The severe drought affecting southern Wisconsin may have a severe impact on the number of dairy goat farms left in the state by year’s end.
With a sharp increase in feed costs (due to lack of forages), and a sharp decrease in milk production (due to heat stress), dairy goat farmers are predicting a mass exodus unless the pay prices that cheese plants pay for goat’s milk are significantly increased.
“I am doing what I can, and writing to the people who buy the milk to try and deliver the message that we can’t keep going when the price we get is less than what we can make it for,” one goat producer messaged. “We all need to keep spreading the word so we can save our farms.”
A cheese processor, Montchevre in Belmont, Wis., did just that last week, temporarily bumping up the price paid for 100 pounds of goat’s milk to $33.50, up $1.50. In a statement made July 31, company president Arnaud Solandt said: “We trust this pricing adjustment will provide some sensitive relief. We also hope it will either influence other goat cheese manufacturers to do the same, or incite goat milk producers to come to Montchevre.”
While goat farmers who ship to Montchevre said they appreciated the temporary bump in pay price, others said a permanent increase in milk prices must happen if Wisconsin doesn’t want to lose the majority of its 196 licensed dairy goat farms.
Case in point: an analysis posted on a dairy goat email list by a goat milk producer on August 1 stated dairy goat farmers need another $10 per hundredweight to bring them back to last year’s profit levels.
His analysis showed the following:
- The base price of goat milk shipped to cheese plants for 2011 was $32.19 per hundred pounds. In 2012, it has been, on average, $33.58, a 4.3 percent increase over last year.*
- In July 2011, the milk price was $30.50 per hundred pounds. Hay, even with the Texas drought, was $150 a ton for good quality. Grain was around $330 to $340. The break even point on feed costs was 3.5 pounds of milk per goat per day. So a herd of 100 goats would have to ship 1,400 pounds of milk in four days just to cover the feed cost.
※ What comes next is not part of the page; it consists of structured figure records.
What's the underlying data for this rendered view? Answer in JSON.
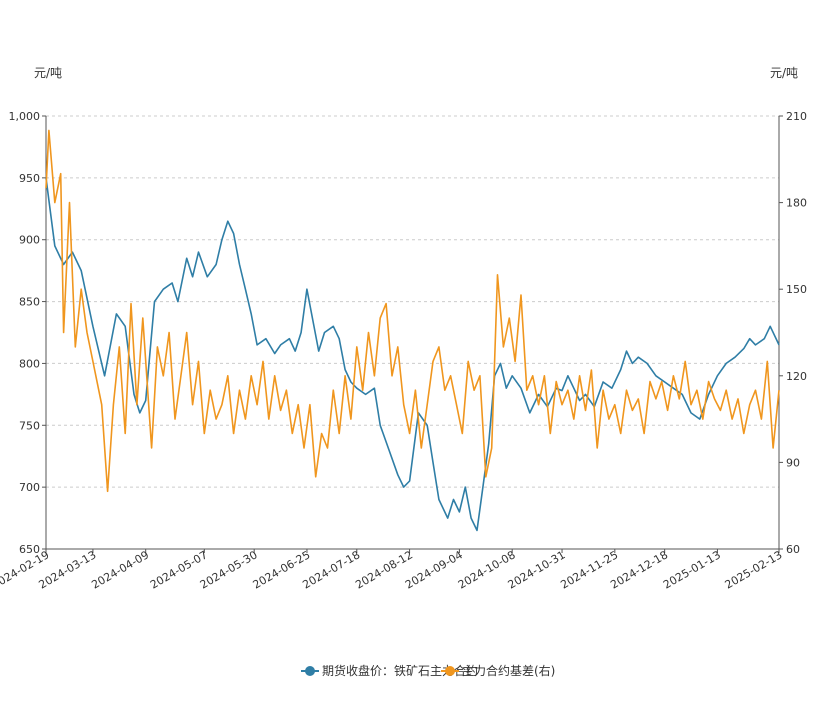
{
  "chart_data": {
    "type": "line",
    "left_axis": {
      "unit": "元/吨",
      "ylim": [
        650,
        1000
      ],
      "ticks": [
        "1,000",
        "950",
        "900",
        "850",
        "800",
        "750",
        "700",
        "650"
      ]
    },
    "right_axis": {
      "unit": "元/吨",
      "ylim": [
        60,
        210
      ],
      "ticks": [
        "210",
        "180",
        "150",
        "120",
        "90",
        "60"
      ]
    },
    "x_ticks": [
      "2024-02-19",
      "2024-03-13",
      "2024-04-09",
      "2024-05-07",
      "2024-05-30",
      "2024-06-25",
      "2024-07-18",
      "2024-08-12",
      "2024-09-04",
      "2024-10-08",
      "2024-10-31",
      "2024-11-25",
      "2024-12-18",
      "2025-01-13",
      "2025-02-13"
    ],
    "x_tick_index": [
      0,
      16,
      34,
      54,
      71,
      89,
      106,
      124,
      141,
      159,
      176,
      194,
      211,
      229,
      250
    ],
    "grid": true,
    "legend_position": "bottom",
    "series": [
      {
        "name": "期货收盘价：铁矿石主力合约",
        "axis": "left",
        "color": "#2f7ea6",
        "key_points": [
          [
            0,
            950
          ],
          [
            3,
            895
          ],
          [
            6,
            880
          ],
          [
            9,
            890
          ],
          [
            12,
            875
          ],
          [
            16,
            830
          ],
          [
            20,
            790
          ],
          [
            24,
            840
          ],
          [
            27,
            830
          ],
          [
            30,
            775
          ],
          [
            32,
            760
          ],
          [
            34,
            770
          ],
          [
            37,
            850
          ],
          [
            40,
            860
          ],
          [
            43,
            865
          ],
          [
            45,
            850
          ],
          [
            48,
            885
          ],
          [
            50,
            870
          ],
          [
            52,
            890
          ],
          [
            55,
            870
          ],
          [
            58,
            880
          ],
          [
            60,
            900
          ],
          [
            62,
            915
          ],
          [
            64,
            905
          ],
          [
            66,
            880
          ],
          [
            68,
            860
          ],
          [
            70,
            840
          ],
          [
            72,
            815
          ],
          [
            75,
            820
          ],
          [
            78,
            808
          ],
          [
            80,
            815
          ],
          [
            83,
            820
          ],
          [
            85,
            810
          ],
          [
            87,
            825
          ],
          [
            89,
            860
          ],
          [
            91,
            835
          ],
          [
            93,
            810
          ],
          [
            95,
            825
          ],
          [
            98,
            830
          ],
          [
            100,
            820
          ],
          [
            102,
            795
          ],
          [
            104,
            785
          ],
          [
            106,
            780
          ],
          [
            109,
            775
          ],
          [
            112,
            780
          ],
          [
            114,
            750
          ],
          [
            117,
            730
          ],
          [
            120,
            710
          ],
          [
            122,
            700
          ],
          [
            124,
            705
          ],
          [
            127,
            760
          ],
          [
            130,
            750
          ],
          [
            132,
            720
          ],
          [
            134,
            690
          ],
          [
            137,
            675
          ],
          [
            139,
            690
          ],
          [
            141,
            680
          ],
          [
            143,
            700
          ],
          [
            145,
            675
          ],
          [
            147,
            665
          ],
          [
            149,
            700
          ],
          [
            151,
            735
          ],
          [
            153,
            790
          ],
          [
            155,
            800
          ],
          [
            157,
            780
          ],
          [
            159,
            790
          ],
          [
            162,
            780
          ],
          [
            165,
            760
          ],
          [
            168,
            775
          ],
          [
            171,
            765
          ],
          [
            174,
            780
          ],
          [
            176,
            778
          ],
          [
            178,
            790
          ],
          [
            180,
            780
          ],
          [
            182,
            770
          ],
          [
            184,
            775
          ],
          [
            187,
            765
          ],
          [
            190,
            785
          ],
          [
            193,
            780
          ],
          [
            196,
            795
          ],
          [
            198,
            810
          ],
          [
            200,
            800
          ],
          [
            202,
            805
          ],
          [
            205,
            800
          ],
          [
            208,
            790
          ],
          [
            211,
            785
          ],
          [
            214,
            780
          ],
          [
            217,
            775
          ],
          [
            220,
            760
          ],
          [
            223,
            755
          ],
          [
            226,
            775
          ],
          [
            229,
            790
          ],
          [
            232,
            800
          ],
          [
            235,
            805
          ],
          [
            238,
            812
          ],
          [
            240,
            820
          ],
          [
            242,
            815
          ],
          [
            245,
            820
          ],
          [
            247,
            830
          ],
          [
            250,
            815
          ]
        ]
      },
      {
        "name": "主力合约基差(右)",
        "axis": "right",
        "color": "#f0961e",
        "key_points": [
          [
            0,
            185
          ],
          [
            1,
            205
          ],
          [
            3,
            180
          ],
          [
            5,
            190
          ],
          [
            6,
            135
          ],
          [
            8,
            180
          ],
          [
            10,
            130
          ],
          [
            12,
            150
          ],
          [
            14,
            135
          ],
          [
            16,
            125
          ],
          [
            19,
            110
          ],
          [
            21,
            80
          ],
          [
            23,
            110
          ],
          [
            25,
            130
          ],
          [
            27,
            100
          ],
          [
            29,
            145
          ],
          [
            31,
            110
          ],
          [
            33,
            140
          ],
          [
            36,
            95
          ],
          [
            38,
            130
          ],
          [
            40,
            120
          ],
          [
            42,
            135
          ],
          [
            44,
            105
          ],
          [
            46,
            120
          ],
          [
            48,
            135
          ],
          [
            50,
            110
          ],
          [
            52,
            125
          ],
          [
            54,
            100
          ],
          [
            56,
            115
          ],
          [
            58,
            105
          ],
          [
            60,
            110
          ],
          [
            62,
            120
          ],
          [
            64,
            100
          ],
          [
            66,
            115
          ],
          [
            68,
            105
          ],
          [
            70,
            120
          ],
          [
            72,
            110
          ],
          [
            74,
            125
          ],
          [
            76,
            105
          ],
          [
            78,
            120
          ],
          [
            80,
            108
          ],
          [
            82,
            115
          ],
          [
            84,
            100
          ],
          [
            86,
            110
          ],
          [
            88,
            95
          ],
          [
            90,
            110
          ],
          [
            92,
            85
          ],
          [
            94,
            100
          ],
          [
            96,
            95
          ],
          [
            98,
            115
          ],
          [
            100,
            100
          ],
          [
            102,
            120
          ],
          [
            104,
            105
          ],
          [
            106,
            130
          ],
          [
            108,
            115
          ],
          [
            110,
            135
          ],
          [
            112,
            120
          ],
          [
            114,
            140
          ],
          [
            116,
            145
          ],
          [
            118,
            120
          ],
          [
            120,
            130
          ],
          [
            122,
            110
          ],
          [
            124,
            100
          ],
          [
            126,
            115
          ],
          [
            128,
            95
          ],
          [
            130,
            110
          ],
          [
            132,
            125
          ],
          [
            134,
            130
          ],
          [
            136,
            115
          ],
          [
            138,
            120
          ],
          [
            140,
            110
          ],
          [
            142,
            100
          ],
          [
            144,
            125
          ],
          [
            146,
            115
          ],
          [
            148,
            120
          ],
          [
            150,
            85
          ],
          [
            152,
            95
          ],
          [
            154,
            155
          ],
          [
            156,
            130
          ],
          [
            158,
            140
          ],
          [
            160,
            125
          ],
          [
            162,
            148
          ],
          [
            164,
            115
          ],
          [
            166,
            120
          ],
          [
            168,
            110
          ],
          [
            170,
            120
          ],
          [
            172,
            100
          ],
          [
            174,
            118
          ],
          [
            176,
            110
          ],
          [
            178,
            115
          ],
          [
            180,
            105
          ],
          [
            182,
            120
          ],
          [
            184,
            108
          ],
          [
            186,
            122
          ],
          [
            188,
            95
          ],
          [
            190,
            115
          ],
          [
            192,
            105
          ],
          [
            194,
            110
          ],
          [
            196,
            100
          ],
          [
            198,
            115
          ],
          [
            200,
            108
          ],
          [
            202,
            112
          ],
          [
            204,
            100
          ],
          [
            206,
            118
          ],
          [
            208,
            112
          ],
          [
            210,
            118
          ],
          [
            212,
            108
          ],
          [
            214,
            120
          ],
          [
            216,
            112
          ],
          [
            218,
            125
          ],
          [
            220,
            110
          ],
          [
            222,
            115
          ],
          [
            224,
            105
          ],
          [
            226,
            118
          ],
          [
            228,
            112
          ],
          [
            230,
            108
          ],
          [
            232,
            115
          ],
          [
            234,
            105
          ],
          [
            236,
            112
          ],
          [
            238,
            100
          ],
          [
            240,
            110
          ],
          [
            242,
            115
          ],
          [
            244,
            105
          ],
          [
            246,
            125
          ],
          [
            248,
            95
          ],
          [
            250,
            115
          ]
        ]
      }
    ]
  }
}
- In July 2012, the milk price was $32. Hay is now going for $250 a ton and grain is now $400 a ton. The break even point is now 4.6 pounds of milk per goat per day. So now, a herd of 100 goats has to ship 1,840 pounds of milk in four days just to cover feed costs.**
Therefore, the dairy goat farmer said, the $1.50 temporary price bump from Montchevre is “like a 1/4 inch of rain on this drought. It helps, but it is not going to fix the problem goat producers have in staying in business.”
Another goat producer, who started milking three years ago, was forced to sell his herd on June 30 and rent out his facility to a large goat farm, just to keep making the farm loan payments. He hopes to save enough money in the next four years – if feed prices go down and the drought subsides – to build back the herd. Even with his recent loss, he thanked Montchevre for increasing the pay price last week.
“Thank God Montchevre is trying to do right by their producers, but as of this moment, nobody else is,” he said. “I am afraid I will be working for the next four years for nothing, as will a lot of other people.”
Kenny Burma, who started goat farming in 1996, retired, and then came back with a new facility, is now running a 600-goat farm in Green County. On August 3, he told the Wisconsin State Journal that a square bale of hay that cost him $45 six months ago now costs $100. Feed pellets that cost $229 a ton a year ago now cost $436.
“Is the increase from Montchevre enough? Maybe not, especially for those farmers who are recent to the business and have loans to pay,” he told veteran reporter George Hesselberg. “If you are living milk check to milk check now, you will not survive this winter.”
With roughly a third of the 196 dairy goat farms in Wisconsin estimated to be in business less than three years, it is doubtful that they – much like many Americans in this economy – are doing much more than living from pay check to pay check, after paying the bills and buying food for themselves and their animals.
Burma summed it up this way: “You have to wonder if it’s worth it. Why am I getting up at 4 a.m. every day and losing money? I could do that in Las Vegas and have a better time.”
* The average price was figured by adding up total yearly milk prices and dividing by number of pay periods.
** The total quantity of milk a goat gives each day is considerably less than that produced by a cow. A good dairy goat provides between 6 to 12 pounds of milk a day for about a 305-day lactation. In comparison, a good dairy cow provides almost five times that amount. — courtesy of UW Cooperative Extension.